Recent polls show, as they often tend to, that Americans trust Republicans more than Democrats on economic issues — this despite decades of evidence that GOP economic stewardship has been worse for all but the richest Americans and more prone to increase the deficit.
The political mileage the party is getting out of the issue going into Tuesday’s midterm elections is especially baffling because, even as they bash the Biden administration for its economic policies, Republicans are generally avoiding specifics about what they would do differently.
But there are some clues. And they aren’t encouraging.
Republicans have for years so relentlessly promoted the message that they know how to manage the economy that Americans of all political stripes tend to believe it, even though the reality is far different.

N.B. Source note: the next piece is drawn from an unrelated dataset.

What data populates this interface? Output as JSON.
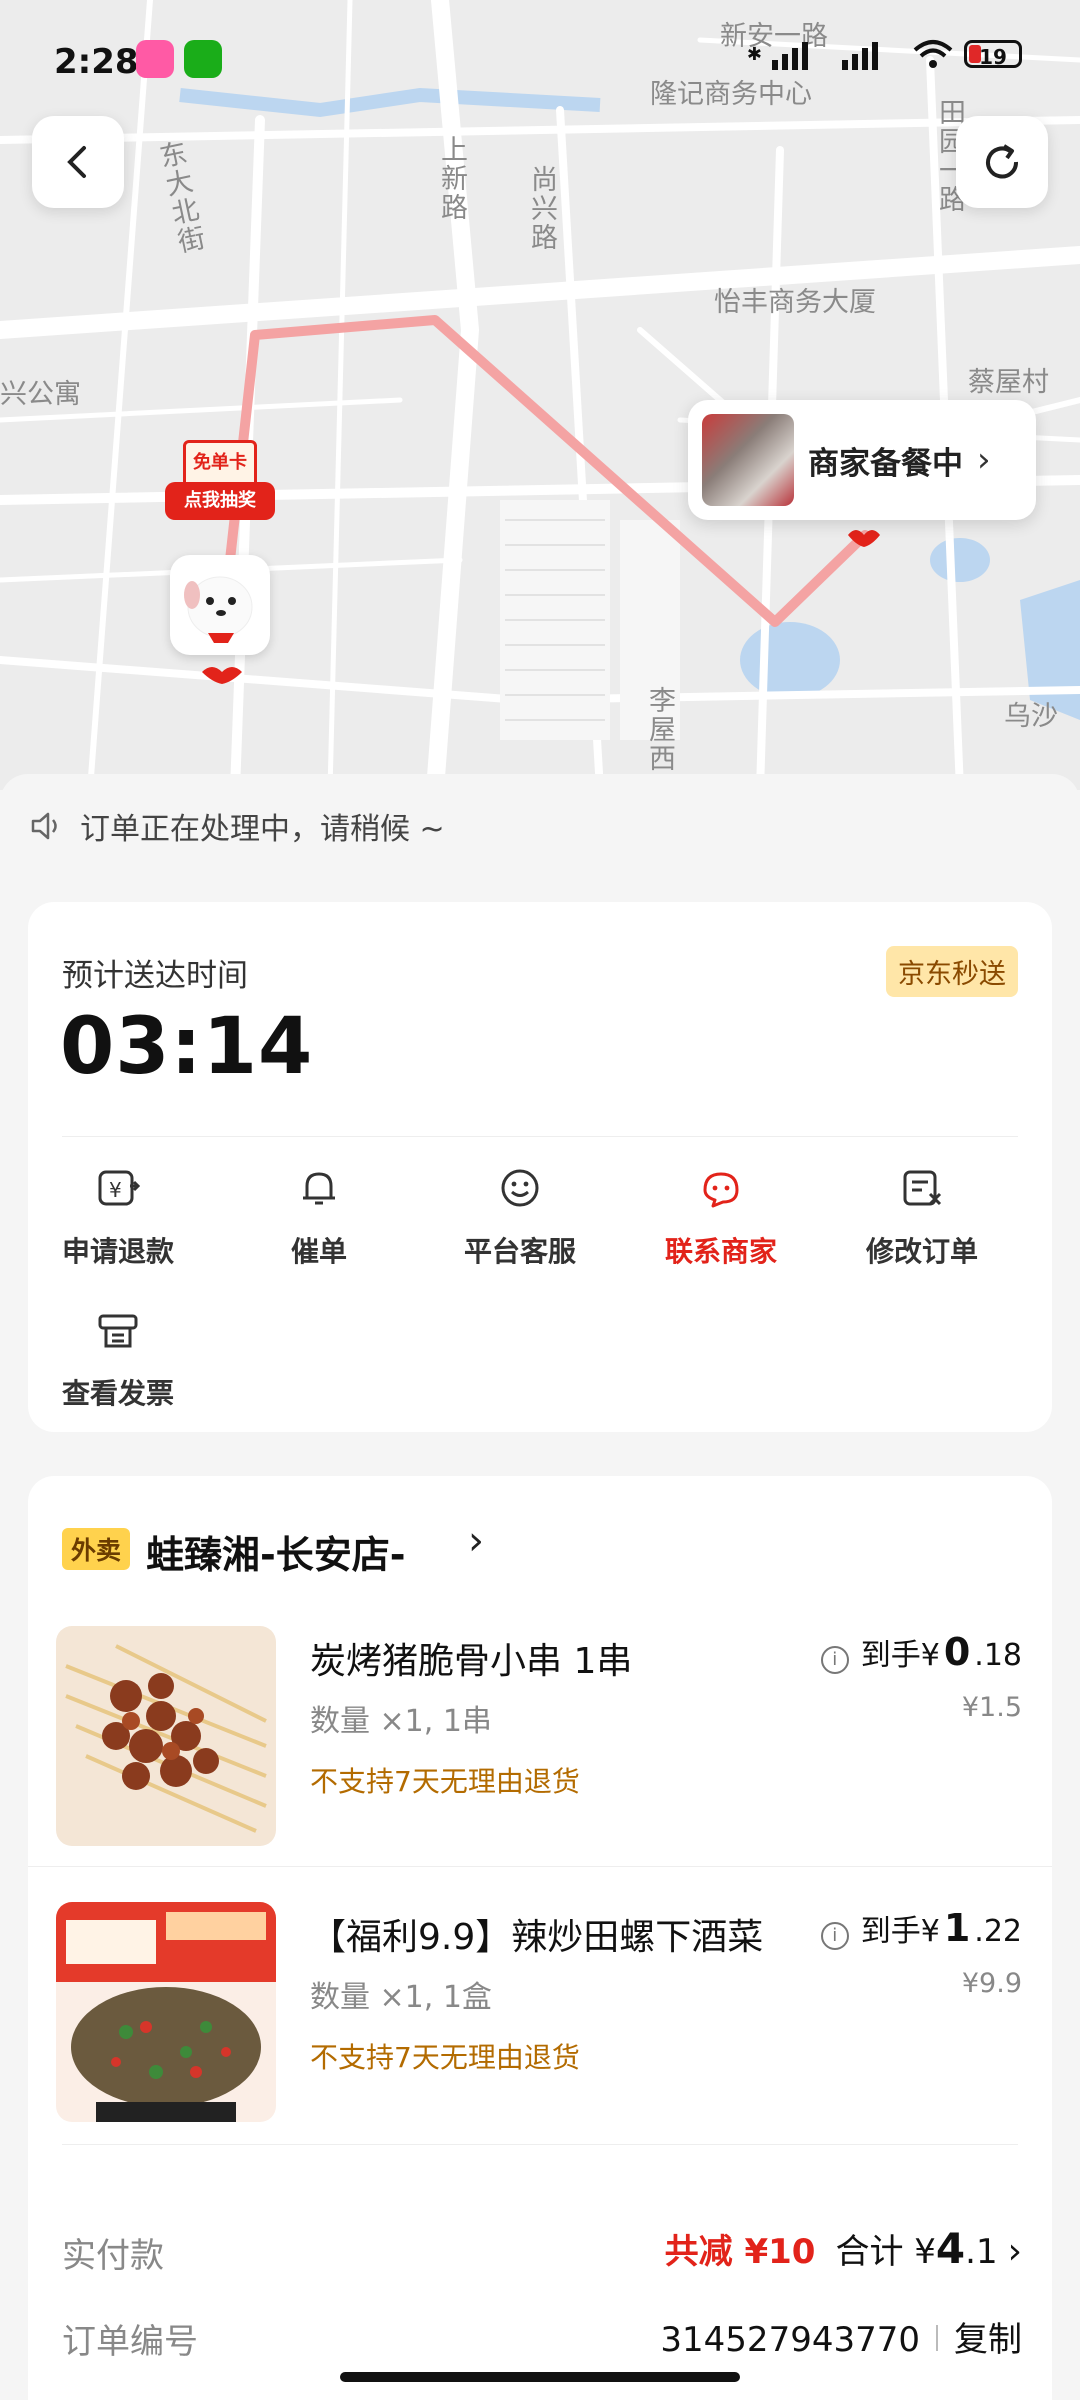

By just about any economic metric — unemployment, job creation, GDP growth, inflation, the deficit, even stock market returns — Democratic presidencies in the post-World War II era have posted significantly better numbers, on average, than Republican presidencies. That’s an easily confirmed fact using any reliable data out there.
Whatever people think of President Joe Biden’s proactive policies, they have, on many fronts, worked well. America’s economy is growing faster than at any time since the Clinton administration, while unemployment remains at historic lows. Yes, rising inflation (not caused by, but likely worsened by Biden’s cash-heavy American Rescue Plan) has cast a dark enough shadow that most Americans aren’t even noticing the bigger, better picture.
But that’s still not an excuse to let Republicans get around the essential question of what they would do instead if they retake Congress.
Among the few details some Republicans will offer about their economic intentions is that they might refuse to raise the debt ceiling as a lever to force unrelated budget cuts from Biden, including for Social Security and Medicare. Refusing to pay the nation’s already-incurred debts isn’t fiscal responsibility. When Republicans threatened it in 2011, they caused America’s first credit downgrade ever and added billions to the cost of government borrowing.
For low- and middle-income seniors, going after Social Security and Medicare should sound less like a budget-policy goal than a threat.
And if preventing too much money from flooding the economy is a panacea, why are no Republicans talking about scaling back their 2017 tax cuts for the rich? Because those cuts were grounded in trickle-down nonsense, they blew a $2 trillion hole in the budget without producing the new economic growth they were supposed to spur.
Americans should look to the British, with their revolving-door leadership lately, for clues about the effects of economic policies that just fetishize high-end tax cuts instead of offering a coherent strategy.
Then they should ask Republicans what, exactly, they’re offering beyond that.